—Pardon.. pardon!...
A ce moment, Ursule poussa un profond gémissement, elle laissa retomber sa tête sur le dossier du divan, un de ses bras pendit à terre, elle s'évanouit.
Le hasard voulut encore que sa pose fût adorable de langueur et de grâce. Ses joues étaient toujours vermeilles; de ses yeux fermés s'échappaient des larmes transparentes comme des gouttes de rosée; son sein battait violemment. Deux ou trois fois, elle porta machinalement la main à son corsage comme si elle eût été douloureusement oppressée.
Je croyais à peine à la réalité de cet évanouissement. Néanmoins je courus à elle.
—Mais vous la tuez, ma mère, vous voyez bien que vous la tuez!—s'écria M. Sécherin éperdu, désespéré, en se précipitant vers sa femme.
La colère de madame Sécherin se ranima, elle s'écria avec une indignation furieuse:
—Elle se moque de vous!
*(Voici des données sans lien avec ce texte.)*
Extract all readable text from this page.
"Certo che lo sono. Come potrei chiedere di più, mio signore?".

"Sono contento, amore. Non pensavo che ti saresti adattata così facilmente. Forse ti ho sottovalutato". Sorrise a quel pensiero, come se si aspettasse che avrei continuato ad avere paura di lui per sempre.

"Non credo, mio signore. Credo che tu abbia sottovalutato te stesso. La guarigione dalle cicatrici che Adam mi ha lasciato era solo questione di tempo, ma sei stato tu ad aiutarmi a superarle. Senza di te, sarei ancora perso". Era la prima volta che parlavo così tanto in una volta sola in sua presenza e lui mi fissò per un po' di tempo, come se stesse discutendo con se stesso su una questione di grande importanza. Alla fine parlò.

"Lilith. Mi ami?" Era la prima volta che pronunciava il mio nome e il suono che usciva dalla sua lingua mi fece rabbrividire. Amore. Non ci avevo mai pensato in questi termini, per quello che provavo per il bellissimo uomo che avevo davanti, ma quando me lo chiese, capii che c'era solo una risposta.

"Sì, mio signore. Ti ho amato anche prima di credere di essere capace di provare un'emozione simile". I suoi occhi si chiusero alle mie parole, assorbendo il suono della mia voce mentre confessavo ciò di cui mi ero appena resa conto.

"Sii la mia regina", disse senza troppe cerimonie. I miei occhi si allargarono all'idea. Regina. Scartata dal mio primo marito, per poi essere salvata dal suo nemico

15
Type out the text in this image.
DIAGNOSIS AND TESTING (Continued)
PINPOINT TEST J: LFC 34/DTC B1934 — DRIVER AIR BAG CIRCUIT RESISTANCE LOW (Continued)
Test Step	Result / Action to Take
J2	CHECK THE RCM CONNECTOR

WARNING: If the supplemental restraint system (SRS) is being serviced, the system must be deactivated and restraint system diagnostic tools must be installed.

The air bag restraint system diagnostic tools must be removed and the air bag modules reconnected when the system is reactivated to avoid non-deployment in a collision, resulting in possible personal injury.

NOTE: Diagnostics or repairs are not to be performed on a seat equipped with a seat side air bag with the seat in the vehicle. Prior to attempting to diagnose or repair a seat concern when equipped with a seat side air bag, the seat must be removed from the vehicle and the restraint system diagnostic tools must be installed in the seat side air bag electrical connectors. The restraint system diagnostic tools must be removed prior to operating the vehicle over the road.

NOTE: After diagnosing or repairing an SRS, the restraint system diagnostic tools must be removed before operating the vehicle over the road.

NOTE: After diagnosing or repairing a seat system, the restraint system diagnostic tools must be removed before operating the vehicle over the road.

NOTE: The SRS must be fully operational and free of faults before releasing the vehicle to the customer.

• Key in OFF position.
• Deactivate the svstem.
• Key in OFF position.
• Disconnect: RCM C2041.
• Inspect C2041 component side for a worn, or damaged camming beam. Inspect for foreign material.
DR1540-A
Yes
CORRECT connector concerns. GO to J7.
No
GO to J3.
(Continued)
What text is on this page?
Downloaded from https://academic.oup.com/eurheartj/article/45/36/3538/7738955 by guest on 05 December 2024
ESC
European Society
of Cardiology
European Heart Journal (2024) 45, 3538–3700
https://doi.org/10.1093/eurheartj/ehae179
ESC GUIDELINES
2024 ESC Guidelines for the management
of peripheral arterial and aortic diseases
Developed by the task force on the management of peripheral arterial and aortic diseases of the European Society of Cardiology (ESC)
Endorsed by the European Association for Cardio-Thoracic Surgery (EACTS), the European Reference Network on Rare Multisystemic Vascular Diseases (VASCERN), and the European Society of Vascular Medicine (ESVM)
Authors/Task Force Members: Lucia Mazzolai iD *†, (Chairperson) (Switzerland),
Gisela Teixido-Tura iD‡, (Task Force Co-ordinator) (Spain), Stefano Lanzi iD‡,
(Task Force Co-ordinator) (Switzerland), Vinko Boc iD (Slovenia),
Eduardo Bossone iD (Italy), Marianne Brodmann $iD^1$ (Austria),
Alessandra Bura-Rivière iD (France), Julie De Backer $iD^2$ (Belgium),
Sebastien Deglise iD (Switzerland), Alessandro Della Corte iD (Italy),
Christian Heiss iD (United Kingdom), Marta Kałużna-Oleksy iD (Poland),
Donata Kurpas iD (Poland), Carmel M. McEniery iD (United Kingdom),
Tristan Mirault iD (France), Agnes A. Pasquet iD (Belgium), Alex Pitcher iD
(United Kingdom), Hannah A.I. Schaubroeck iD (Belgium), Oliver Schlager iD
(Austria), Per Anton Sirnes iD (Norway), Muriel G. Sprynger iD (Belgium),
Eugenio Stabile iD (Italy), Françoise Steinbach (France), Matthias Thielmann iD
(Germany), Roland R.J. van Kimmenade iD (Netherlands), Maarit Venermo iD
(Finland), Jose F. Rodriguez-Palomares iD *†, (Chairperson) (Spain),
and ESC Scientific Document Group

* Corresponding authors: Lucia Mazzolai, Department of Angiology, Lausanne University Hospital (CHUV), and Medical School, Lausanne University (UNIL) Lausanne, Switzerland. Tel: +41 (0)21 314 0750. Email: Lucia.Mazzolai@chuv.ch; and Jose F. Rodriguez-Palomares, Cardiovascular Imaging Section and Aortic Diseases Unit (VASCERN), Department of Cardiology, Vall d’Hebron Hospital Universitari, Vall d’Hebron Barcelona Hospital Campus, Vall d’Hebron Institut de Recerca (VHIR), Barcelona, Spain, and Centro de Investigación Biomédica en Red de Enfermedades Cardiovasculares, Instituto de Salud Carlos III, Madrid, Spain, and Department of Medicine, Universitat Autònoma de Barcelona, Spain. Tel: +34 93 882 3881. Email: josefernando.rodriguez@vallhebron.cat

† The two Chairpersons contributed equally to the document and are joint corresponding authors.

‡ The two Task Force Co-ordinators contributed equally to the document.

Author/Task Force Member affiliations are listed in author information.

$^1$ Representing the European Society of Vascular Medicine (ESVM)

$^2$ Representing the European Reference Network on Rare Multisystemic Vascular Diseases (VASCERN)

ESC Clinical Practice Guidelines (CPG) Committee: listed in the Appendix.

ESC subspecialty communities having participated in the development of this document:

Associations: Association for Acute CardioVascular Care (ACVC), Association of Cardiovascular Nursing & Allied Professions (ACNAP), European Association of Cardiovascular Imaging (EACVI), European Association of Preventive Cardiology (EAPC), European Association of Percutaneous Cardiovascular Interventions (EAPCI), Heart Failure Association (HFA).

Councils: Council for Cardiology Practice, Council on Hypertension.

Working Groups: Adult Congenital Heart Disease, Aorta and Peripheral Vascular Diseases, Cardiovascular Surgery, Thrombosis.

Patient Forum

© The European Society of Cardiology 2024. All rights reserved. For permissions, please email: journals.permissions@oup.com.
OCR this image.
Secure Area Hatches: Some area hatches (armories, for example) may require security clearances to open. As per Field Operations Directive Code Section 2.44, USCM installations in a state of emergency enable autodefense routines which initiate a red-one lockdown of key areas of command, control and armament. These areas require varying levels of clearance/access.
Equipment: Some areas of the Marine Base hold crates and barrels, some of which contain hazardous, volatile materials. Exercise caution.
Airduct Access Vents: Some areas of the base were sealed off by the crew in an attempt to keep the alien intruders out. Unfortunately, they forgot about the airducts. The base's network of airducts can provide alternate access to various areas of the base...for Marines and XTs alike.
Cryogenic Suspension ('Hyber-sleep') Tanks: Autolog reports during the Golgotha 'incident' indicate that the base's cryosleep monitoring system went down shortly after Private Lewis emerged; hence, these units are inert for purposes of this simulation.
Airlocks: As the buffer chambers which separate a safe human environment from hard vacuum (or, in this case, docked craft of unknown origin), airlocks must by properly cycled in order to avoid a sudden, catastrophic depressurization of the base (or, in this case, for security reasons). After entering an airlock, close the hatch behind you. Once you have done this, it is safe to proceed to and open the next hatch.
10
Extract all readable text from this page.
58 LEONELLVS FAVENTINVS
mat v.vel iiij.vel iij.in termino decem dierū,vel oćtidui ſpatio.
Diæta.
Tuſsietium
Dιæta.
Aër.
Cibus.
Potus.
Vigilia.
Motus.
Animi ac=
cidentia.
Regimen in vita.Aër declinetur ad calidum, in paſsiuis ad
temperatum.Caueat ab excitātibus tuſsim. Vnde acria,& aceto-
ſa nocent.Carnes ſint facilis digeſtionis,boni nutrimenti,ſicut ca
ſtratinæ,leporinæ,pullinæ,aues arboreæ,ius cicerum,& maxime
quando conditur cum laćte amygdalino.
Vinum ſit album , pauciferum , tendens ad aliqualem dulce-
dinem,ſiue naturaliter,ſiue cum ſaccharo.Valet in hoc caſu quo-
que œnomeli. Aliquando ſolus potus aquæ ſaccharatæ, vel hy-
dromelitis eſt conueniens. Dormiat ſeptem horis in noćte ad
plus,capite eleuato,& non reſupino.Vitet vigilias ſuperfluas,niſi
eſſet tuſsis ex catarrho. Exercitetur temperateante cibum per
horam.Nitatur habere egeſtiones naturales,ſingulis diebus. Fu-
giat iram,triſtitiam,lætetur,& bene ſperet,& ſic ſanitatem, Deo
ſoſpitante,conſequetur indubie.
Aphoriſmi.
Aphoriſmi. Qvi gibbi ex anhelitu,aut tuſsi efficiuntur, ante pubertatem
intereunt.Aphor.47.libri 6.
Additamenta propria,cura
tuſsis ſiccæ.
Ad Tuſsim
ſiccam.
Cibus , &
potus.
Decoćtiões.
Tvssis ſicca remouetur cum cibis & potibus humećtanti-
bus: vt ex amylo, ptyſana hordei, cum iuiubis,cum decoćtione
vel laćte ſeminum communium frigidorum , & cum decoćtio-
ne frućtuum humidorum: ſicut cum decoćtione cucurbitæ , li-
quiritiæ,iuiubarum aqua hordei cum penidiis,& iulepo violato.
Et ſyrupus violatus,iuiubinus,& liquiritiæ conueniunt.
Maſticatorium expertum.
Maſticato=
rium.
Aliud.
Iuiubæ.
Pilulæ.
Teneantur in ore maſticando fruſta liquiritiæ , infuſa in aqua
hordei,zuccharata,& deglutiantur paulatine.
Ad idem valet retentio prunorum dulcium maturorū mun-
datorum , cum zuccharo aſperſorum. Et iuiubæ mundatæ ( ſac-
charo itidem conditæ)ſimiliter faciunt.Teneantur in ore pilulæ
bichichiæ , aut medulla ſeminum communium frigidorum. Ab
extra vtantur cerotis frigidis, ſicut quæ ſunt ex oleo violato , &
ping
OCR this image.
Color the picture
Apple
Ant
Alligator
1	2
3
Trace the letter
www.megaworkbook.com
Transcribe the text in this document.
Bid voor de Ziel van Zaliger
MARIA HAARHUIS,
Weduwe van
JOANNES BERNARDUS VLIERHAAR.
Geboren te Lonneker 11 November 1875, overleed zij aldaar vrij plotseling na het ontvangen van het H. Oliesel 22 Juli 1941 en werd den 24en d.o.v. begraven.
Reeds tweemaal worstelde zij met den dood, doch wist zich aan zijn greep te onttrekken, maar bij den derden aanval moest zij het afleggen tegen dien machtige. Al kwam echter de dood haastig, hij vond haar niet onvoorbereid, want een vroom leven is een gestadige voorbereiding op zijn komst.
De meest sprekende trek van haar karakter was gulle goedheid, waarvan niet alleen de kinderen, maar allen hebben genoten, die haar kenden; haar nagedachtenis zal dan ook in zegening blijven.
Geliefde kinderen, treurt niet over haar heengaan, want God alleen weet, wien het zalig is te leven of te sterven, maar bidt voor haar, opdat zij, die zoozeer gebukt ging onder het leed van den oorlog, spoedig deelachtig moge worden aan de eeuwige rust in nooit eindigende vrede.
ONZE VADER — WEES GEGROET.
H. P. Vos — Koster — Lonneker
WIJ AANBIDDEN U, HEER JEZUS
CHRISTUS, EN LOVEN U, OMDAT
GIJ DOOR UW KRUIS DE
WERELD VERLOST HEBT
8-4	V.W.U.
Cet évanouissement est une comédie comme tout le reste. Ne vous en occupez pas... elle reviendra bien d'elle-même, l'hypocrite!
—Ah! c'est horrible, cela...—s'écria M. Sécherin,—pas seulement de pitié! Eh bien! puisque vous le voulez, ma mère, séparons-nous, séparons-nous pour toujours... Après des paroles si impitoyables, je ne pourrais désormais vous voir sans douleur...
—Fils indigne... le Seigneur te punira par ton propre péché... Va, je te maud...
—Madame... c'est votre fils...—et me précipitant vers madame Sécherin, j'arrêtai la malédiction qui lui était venue aux lèvres.